A longitudinal study by researchers at Florida Atlantic University tested the new hypothesis that aggressive and disruptive children engage in frequent conflict with classmates to strengthen their position in the group and increase their popularity.
The results of the study, published in the journal Personality and individual differences, found that higher baseline levels of peer-reported aggression and disruptiveness were associated with increases in peer-reported popularity over the course of a semester, particularly for children who reported frequent disagreements with their peers. peers.

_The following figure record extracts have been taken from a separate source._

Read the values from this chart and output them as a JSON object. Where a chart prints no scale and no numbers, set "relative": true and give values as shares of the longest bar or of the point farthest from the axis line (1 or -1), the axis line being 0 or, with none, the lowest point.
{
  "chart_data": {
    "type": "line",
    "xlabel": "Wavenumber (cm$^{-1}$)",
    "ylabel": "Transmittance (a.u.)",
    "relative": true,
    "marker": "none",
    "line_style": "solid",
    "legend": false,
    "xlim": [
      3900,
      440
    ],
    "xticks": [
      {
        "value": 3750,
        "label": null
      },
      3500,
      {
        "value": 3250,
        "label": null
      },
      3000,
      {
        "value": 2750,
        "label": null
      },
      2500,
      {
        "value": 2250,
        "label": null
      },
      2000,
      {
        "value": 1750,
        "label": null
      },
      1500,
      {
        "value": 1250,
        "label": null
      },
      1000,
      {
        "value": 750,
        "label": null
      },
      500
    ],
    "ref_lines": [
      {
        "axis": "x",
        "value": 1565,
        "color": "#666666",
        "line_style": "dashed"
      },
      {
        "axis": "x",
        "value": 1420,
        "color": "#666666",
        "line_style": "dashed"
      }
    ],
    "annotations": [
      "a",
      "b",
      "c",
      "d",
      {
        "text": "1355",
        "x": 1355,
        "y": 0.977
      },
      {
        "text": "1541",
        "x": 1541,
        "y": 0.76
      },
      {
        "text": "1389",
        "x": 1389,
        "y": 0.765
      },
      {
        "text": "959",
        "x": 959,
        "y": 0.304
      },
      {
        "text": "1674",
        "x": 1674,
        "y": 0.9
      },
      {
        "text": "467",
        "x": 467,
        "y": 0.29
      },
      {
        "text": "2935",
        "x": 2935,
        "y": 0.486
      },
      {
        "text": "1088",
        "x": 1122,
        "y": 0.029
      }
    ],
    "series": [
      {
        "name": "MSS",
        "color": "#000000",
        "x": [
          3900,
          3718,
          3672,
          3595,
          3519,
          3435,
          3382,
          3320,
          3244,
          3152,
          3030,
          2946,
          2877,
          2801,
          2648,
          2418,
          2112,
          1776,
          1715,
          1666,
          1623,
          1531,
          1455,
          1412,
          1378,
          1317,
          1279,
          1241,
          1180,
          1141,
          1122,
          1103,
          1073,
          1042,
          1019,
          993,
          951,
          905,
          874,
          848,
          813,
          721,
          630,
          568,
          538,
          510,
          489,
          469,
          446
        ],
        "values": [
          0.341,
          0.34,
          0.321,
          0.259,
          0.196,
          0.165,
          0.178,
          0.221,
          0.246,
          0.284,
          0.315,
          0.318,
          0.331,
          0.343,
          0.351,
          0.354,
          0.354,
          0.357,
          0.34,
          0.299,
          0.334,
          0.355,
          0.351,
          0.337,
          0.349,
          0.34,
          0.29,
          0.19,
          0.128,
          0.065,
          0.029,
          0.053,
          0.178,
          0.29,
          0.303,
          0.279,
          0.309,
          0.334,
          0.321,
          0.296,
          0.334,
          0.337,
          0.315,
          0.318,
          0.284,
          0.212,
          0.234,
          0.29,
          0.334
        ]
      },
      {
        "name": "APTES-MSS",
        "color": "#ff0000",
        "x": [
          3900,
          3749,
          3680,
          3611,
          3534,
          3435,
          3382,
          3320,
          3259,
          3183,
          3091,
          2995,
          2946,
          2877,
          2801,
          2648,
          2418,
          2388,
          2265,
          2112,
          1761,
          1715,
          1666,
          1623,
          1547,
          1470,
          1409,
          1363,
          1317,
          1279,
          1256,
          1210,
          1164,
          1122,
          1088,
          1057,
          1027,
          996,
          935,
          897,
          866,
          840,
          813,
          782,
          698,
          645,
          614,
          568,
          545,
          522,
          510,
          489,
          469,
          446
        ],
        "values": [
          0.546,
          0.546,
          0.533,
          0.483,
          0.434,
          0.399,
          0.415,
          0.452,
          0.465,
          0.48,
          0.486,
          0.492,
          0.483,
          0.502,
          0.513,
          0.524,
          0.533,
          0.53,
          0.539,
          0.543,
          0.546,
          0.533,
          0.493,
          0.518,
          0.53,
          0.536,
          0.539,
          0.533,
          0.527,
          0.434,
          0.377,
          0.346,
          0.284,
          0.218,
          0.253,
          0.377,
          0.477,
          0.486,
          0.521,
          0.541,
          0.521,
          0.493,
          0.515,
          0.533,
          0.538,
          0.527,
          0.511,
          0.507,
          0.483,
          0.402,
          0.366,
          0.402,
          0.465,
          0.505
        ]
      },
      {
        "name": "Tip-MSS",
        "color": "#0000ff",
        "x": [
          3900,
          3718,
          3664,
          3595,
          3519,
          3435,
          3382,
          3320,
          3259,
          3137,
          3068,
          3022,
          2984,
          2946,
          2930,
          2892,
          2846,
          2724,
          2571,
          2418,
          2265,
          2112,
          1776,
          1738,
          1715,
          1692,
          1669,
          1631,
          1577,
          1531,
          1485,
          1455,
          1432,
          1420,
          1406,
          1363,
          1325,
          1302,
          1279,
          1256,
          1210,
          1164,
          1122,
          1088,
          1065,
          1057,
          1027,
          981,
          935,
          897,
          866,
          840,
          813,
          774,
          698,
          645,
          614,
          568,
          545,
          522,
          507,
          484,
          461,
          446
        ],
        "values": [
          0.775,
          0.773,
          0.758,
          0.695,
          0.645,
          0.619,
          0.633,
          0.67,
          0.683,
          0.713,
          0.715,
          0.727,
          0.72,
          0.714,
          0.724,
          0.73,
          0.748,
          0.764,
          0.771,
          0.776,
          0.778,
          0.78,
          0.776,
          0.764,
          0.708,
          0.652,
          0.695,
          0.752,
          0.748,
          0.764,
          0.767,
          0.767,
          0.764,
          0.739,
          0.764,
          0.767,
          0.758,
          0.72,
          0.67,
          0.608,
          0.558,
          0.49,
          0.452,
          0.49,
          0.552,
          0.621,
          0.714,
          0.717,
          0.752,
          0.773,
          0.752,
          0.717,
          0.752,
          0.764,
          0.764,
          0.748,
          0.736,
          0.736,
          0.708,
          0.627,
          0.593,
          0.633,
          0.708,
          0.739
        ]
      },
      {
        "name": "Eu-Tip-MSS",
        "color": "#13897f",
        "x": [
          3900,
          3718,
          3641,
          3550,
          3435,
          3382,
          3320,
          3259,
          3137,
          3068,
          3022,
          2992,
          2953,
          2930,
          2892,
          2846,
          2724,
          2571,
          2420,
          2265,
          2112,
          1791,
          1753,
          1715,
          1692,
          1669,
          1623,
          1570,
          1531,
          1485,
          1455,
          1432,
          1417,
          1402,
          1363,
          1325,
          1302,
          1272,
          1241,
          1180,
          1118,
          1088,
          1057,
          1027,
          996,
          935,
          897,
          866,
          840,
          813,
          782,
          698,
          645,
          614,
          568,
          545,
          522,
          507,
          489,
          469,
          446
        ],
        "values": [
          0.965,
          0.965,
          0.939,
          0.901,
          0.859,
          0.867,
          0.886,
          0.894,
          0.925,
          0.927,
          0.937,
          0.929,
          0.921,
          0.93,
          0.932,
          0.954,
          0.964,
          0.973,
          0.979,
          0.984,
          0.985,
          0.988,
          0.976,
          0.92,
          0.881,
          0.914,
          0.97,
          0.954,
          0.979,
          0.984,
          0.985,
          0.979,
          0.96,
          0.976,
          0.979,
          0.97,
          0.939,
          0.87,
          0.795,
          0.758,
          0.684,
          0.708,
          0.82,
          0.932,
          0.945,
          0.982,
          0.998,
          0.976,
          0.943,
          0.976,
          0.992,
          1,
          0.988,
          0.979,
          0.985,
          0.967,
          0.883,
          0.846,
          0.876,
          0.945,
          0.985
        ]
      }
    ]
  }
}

Since aggression usually occurs in the context of conflict, it follows that conflicts with aggressive children carry an implicit threat of harm. To avoid aggression, classmates are likely to submit, which provides visible evidence of dominance and promotes short-term gains in popularity.
“While we think controversy alone is unlikely to be a foundation for popularity, it can signal to peers a willingness to deploy discord to achieve one’s ends,” said Brett Laursen, Ph.D. , senior author and professor of psychology at FAU’s Charles E. . Schmidt College of Science. “Because conflict contains the potential for escalation, it amplifies the dangers that can arise when aggressive and disruptive children are encountered. Aggressive children who are frequently in conflict do not always need to resort to coercion; simple prospect of disagreeable behavior can persuade others to submit.”
Study participants included a diverse sample of Florida children, ages 8 to 12, attending an elementary school whose population mirrored that of public school students in the state in terms of ethnicity and socio-economic status. economic.
“A similar process seems to work for disruptive children, although less pronounced. Submission in response to a disagreement with a disruptive child avoids irritating classmates who are aware of the risks of upsetting someone who is ready to disrupt the band to get what they want.” said Lauren.
The researchers point out that conflict in and of itself is not a means to achieve peer status. However, they say it can be an effective tool that amplifies the remarkable attributes that underlie certain forms of popularity.
“We’re not claiming that conflict used in this way is a healthy pathway to wellness. The consequences of conflict depend on the context, the goals, and how it’s handled,” Laursen said. “We argue, however, that disagreement can be an effective social strategy that leverages the implicit threat of coercion toward dominance, boosting popularity through callbacks rather than outright displays of aggression and disruption.”
Other study co-authors are graduate student Michael Yoho; and Sharon Faur, PhD student, FAU Department of Psychology.
This research was supported by a grant from the American Institute of Child Health and Human Development, National Institutes of Health (HD096457) awarded to Laursen.